Mill, in his examination of Whewell, (Diss. and Diss., Vol. III, pp. 158-59), tries to establish a general principle, if not a universal law, by arguing that, even in exceptional cases, the agent is bound to respect the rule, because to act otherwise would weaken the rule, and thus lead to its being disregarded in other cases, in which its observance results in pleasure. There are, he says, persons so wicked that their removal from the earth would undoubtedly increase the sum total of happiness. But if persons were to violate the general rule in these cases, it would tend to destroy the rule. "If it were thought allowable for any one to put to death at pleasure any human being whom he believes that the world would be well rid of,—nobody's life would be safe." That is to say, if every one were really to act upon and carry out the hedonistic principle, no rule of life would exist. This does very well as a reductio ad absurdum of hedonism, or as an argument against adopting hedonism, but it is difficult to see how Mill thought that it established a 'rule' on a hedonistic basis. Mill's argument comes to saying that if hedonism were uniformly acted upon, it would defeat itself—that is, pleasure would not result. Therefore, in order to get pleasure, we must not act upon the principle of hedonism at all, but follow a general rule. Otherwise put: hedonism gives no general rule, but we must have a general rule to make hedonism works and therefore there is a general rule! This begging of the question comes out even more plainly as Mill goes on: "If one person may break through the rule on his own judgment, the same liberty cannot be refused to others; and, since no one could rely on the rule's being observed, the rule would cease to exist." All of this is obviously true, but it amounts to saying: "We must have a rule, and this we would not have if we carried out the hedonistic principle in each case; therefore, we must not carry it out." A principle, that carried out destroys all rules which pretend to rest upon it, lays itself open to suspicion.

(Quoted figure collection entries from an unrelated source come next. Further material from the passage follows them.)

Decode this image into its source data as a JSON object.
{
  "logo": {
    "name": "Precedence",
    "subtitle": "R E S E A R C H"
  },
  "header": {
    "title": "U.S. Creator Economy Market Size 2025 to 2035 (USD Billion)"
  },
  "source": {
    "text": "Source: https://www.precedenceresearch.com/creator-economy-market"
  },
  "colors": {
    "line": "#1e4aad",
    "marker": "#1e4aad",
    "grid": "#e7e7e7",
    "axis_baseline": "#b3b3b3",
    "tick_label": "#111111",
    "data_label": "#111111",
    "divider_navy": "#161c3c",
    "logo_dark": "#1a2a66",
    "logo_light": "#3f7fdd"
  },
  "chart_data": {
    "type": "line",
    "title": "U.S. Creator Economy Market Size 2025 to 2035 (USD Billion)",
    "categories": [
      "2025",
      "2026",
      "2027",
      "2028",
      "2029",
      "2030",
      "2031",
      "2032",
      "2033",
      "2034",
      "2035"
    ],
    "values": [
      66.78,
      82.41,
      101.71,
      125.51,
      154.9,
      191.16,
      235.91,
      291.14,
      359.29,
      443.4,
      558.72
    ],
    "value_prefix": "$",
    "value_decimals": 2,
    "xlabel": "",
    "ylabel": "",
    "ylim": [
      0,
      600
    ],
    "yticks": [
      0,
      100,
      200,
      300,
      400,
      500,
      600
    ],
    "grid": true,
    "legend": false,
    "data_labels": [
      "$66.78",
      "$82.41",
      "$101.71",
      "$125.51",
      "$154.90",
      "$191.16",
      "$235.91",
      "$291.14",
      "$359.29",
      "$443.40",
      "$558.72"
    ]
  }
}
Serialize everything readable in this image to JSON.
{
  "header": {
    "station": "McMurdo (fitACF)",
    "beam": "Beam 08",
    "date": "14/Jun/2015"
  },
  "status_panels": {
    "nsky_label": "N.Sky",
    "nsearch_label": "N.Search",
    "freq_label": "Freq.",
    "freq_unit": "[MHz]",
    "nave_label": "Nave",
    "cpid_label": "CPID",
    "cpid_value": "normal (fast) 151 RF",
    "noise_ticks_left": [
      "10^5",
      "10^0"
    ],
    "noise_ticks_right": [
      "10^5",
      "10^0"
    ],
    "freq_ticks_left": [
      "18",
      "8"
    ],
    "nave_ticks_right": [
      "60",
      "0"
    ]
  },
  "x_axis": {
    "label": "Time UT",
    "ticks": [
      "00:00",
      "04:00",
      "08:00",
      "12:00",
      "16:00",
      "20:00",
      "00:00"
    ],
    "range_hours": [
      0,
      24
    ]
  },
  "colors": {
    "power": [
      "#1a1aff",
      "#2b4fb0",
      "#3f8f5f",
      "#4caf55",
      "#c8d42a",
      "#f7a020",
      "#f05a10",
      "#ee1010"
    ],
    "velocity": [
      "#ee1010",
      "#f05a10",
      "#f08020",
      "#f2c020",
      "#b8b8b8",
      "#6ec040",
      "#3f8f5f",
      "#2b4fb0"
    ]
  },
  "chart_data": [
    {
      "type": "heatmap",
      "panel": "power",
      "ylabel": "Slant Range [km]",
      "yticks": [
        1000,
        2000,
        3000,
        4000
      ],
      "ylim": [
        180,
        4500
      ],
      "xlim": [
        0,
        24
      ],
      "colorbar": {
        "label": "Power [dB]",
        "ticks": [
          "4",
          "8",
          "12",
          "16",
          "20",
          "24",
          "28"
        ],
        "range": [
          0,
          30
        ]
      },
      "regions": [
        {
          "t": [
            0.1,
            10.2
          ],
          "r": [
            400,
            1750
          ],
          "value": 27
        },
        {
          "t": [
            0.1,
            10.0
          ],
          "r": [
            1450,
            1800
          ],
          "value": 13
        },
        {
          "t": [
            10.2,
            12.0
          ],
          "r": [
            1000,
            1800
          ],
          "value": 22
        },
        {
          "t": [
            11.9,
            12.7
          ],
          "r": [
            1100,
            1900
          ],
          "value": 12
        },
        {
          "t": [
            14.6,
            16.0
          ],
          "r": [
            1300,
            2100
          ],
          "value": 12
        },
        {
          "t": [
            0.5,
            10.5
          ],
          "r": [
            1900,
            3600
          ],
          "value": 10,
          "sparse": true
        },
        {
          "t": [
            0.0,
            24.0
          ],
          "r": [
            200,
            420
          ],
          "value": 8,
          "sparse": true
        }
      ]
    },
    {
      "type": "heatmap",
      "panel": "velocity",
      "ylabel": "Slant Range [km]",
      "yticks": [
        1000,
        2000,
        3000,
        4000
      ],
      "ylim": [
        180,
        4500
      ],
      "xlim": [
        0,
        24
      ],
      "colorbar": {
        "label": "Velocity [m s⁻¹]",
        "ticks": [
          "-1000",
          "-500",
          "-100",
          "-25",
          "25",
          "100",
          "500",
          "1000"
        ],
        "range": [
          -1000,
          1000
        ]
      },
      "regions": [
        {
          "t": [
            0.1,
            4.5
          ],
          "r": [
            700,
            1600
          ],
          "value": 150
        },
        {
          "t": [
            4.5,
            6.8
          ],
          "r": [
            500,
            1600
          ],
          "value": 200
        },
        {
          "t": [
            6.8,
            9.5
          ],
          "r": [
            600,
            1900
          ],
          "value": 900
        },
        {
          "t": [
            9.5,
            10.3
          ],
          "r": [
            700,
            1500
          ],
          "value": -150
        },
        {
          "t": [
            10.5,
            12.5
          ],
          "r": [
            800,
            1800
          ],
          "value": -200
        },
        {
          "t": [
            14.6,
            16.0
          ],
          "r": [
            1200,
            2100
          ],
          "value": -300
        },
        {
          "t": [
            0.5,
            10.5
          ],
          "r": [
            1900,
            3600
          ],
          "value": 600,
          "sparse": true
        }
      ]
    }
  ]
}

Mill assumes the entire question in assuming that there is a rule. Grant this, and the necessity of not 'making exceptions,' that is, of not applying the hedonistic standard to each case, on its own merits, follows. But the argument which Mill needs to meet is that hedonism requires us to apply the standard to each case in itself, and that, therefore, there is no rule. Mill simply says—assume the rule, and it follows, etc.

See Bradley, Op. cit., pp. 96-101; Green, Bk. IV, Ch. 3; Martineau, Vol. II, pp. 329-334.